В Гельсингфорсе я только и заметил, что ученицы носят фуражки, как у нас комсомолки, да что трамваи чудесно устроены: чуть двинутся, в них двери замыкаются сами, подножки опускаются, и никак не вскочить, что витрины здесь устраиваются с изумительным вкусом, простая лавочка так распределяет бутылки какие-нибудь, бублики, папиросы, что лучшему художнику впору. Очень остроумно в пассаже — папироса огромная, упала на стекло и якобы разбила его: трещина сделана при помощи серебряной бумаги весьма натурально. Или чайник, к которому на экране пририсован пар. А как работают в «Элланто» фрекены — как под музыку, энергично, изящно, без лишних движений, эластично, весело, дружно. Стоит специально ходить туда, чтобы наслаждаться их ритмической музыкальной работой.

Замечательно, что по-фински «счет» называется lasku. Я только что получил от своего отеля такую ласку: 168 марок от 28—31 января. <...>

21 февраля. Были у меня вчера Женя Шварц и Ю. Тынянов.
— Шварц читал начало своих «Шариков». Есть чудесные места — по языку, по выражению. Остроумен он по-прежнему. У двух дегенератов братьев Полетика он повесил плакат: «Просят не вырождаться» (пародия на просят не выражаться ), его стихи на серапионов бесконечно смешны [«Серапионовы братья — / Непорочного зачатья. / Родил их «Дом искусств» / От эстетических чувств...» и т. д.]. Сам же он красноносый и скромный.

Я просил у него для этой несчастной женщины [Анна Ив. Ходасевич] какой-нибудь работы. Работы нет, и негде достать. Это очень меня опечалило.

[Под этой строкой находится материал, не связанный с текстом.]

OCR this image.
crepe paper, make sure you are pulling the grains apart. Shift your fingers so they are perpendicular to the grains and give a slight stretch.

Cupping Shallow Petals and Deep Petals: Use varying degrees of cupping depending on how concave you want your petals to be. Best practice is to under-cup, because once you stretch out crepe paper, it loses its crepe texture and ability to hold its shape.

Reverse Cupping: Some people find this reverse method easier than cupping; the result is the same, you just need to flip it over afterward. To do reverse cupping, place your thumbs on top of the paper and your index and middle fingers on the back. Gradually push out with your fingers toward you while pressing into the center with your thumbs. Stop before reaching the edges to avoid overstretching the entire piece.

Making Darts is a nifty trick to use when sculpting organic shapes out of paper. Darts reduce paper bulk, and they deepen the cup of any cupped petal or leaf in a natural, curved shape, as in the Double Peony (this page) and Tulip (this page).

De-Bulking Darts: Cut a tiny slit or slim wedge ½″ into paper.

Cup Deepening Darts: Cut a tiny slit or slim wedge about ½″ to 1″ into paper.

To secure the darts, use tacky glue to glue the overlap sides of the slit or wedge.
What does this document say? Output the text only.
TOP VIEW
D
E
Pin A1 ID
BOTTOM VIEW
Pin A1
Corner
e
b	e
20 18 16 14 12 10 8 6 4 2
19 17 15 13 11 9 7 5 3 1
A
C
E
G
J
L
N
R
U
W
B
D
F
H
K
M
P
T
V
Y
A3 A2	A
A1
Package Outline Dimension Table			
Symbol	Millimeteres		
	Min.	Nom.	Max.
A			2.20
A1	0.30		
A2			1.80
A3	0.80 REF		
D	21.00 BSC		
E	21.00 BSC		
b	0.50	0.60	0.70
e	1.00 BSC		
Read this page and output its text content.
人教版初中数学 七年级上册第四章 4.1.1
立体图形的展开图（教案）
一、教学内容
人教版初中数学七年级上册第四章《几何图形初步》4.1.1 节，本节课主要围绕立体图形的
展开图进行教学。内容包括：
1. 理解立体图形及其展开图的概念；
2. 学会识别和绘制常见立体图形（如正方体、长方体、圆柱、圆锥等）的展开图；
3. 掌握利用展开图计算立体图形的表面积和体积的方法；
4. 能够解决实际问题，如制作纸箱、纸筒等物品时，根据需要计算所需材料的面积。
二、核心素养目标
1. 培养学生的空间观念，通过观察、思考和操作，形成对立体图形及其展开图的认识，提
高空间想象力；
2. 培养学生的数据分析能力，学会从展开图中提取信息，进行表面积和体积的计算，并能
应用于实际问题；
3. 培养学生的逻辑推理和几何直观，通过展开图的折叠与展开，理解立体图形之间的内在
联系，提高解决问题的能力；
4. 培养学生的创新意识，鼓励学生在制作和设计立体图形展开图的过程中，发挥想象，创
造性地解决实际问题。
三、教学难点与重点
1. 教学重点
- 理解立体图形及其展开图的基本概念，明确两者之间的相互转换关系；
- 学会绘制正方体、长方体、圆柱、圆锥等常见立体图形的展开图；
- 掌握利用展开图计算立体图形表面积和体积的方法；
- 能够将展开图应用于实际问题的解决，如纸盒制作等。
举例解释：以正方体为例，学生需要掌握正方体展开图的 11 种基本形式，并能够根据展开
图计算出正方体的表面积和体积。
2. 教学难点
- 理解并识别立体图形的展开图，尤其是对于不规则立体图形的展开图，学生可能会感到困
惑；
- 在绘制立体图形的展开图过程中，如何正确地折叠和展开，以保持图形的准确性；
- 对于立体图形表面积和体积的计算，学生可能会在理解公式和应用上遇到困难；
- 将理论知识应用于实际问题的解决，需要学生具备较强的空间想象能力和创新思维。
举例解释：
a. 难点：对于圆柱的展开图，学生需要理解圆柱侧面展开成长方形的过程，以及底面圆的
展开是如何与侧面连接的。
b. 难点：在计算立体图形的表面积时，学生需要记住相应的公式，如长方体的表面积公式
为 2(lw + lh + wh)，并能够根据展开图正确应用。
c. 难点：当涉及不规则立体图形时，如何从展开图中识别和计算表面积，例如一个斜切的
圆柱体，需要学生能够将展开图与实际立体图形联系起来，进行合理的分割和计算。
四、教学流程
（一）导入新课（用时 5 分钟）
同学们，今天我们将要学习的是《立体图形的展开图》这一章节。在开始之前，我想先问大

Бедная Анна Ивановна Ходасевич с голоду пустилась писать рецензии о кино. Была на интереснейшей американской фильме, но рецензию пишет так: «Опять никчемная америк. фильма, где гнусная буржуазная мораль и пр.» — Иначе не напечатают, — говорит она,— и не дадут трех рублей!

У меня много обновок. М. Б. купила мне календарь (перекидной), чернильницу, промокашку (мраморную) и проч. Я всегда страшно радуюсь новым вещам — еще детская во мне черта. Новый перочинный нож для меня и поныне источник блаженства.

23 февраля. Завтра Муркино рождение. Сейчас она войдет устанавливать этот факт при помощи календаря.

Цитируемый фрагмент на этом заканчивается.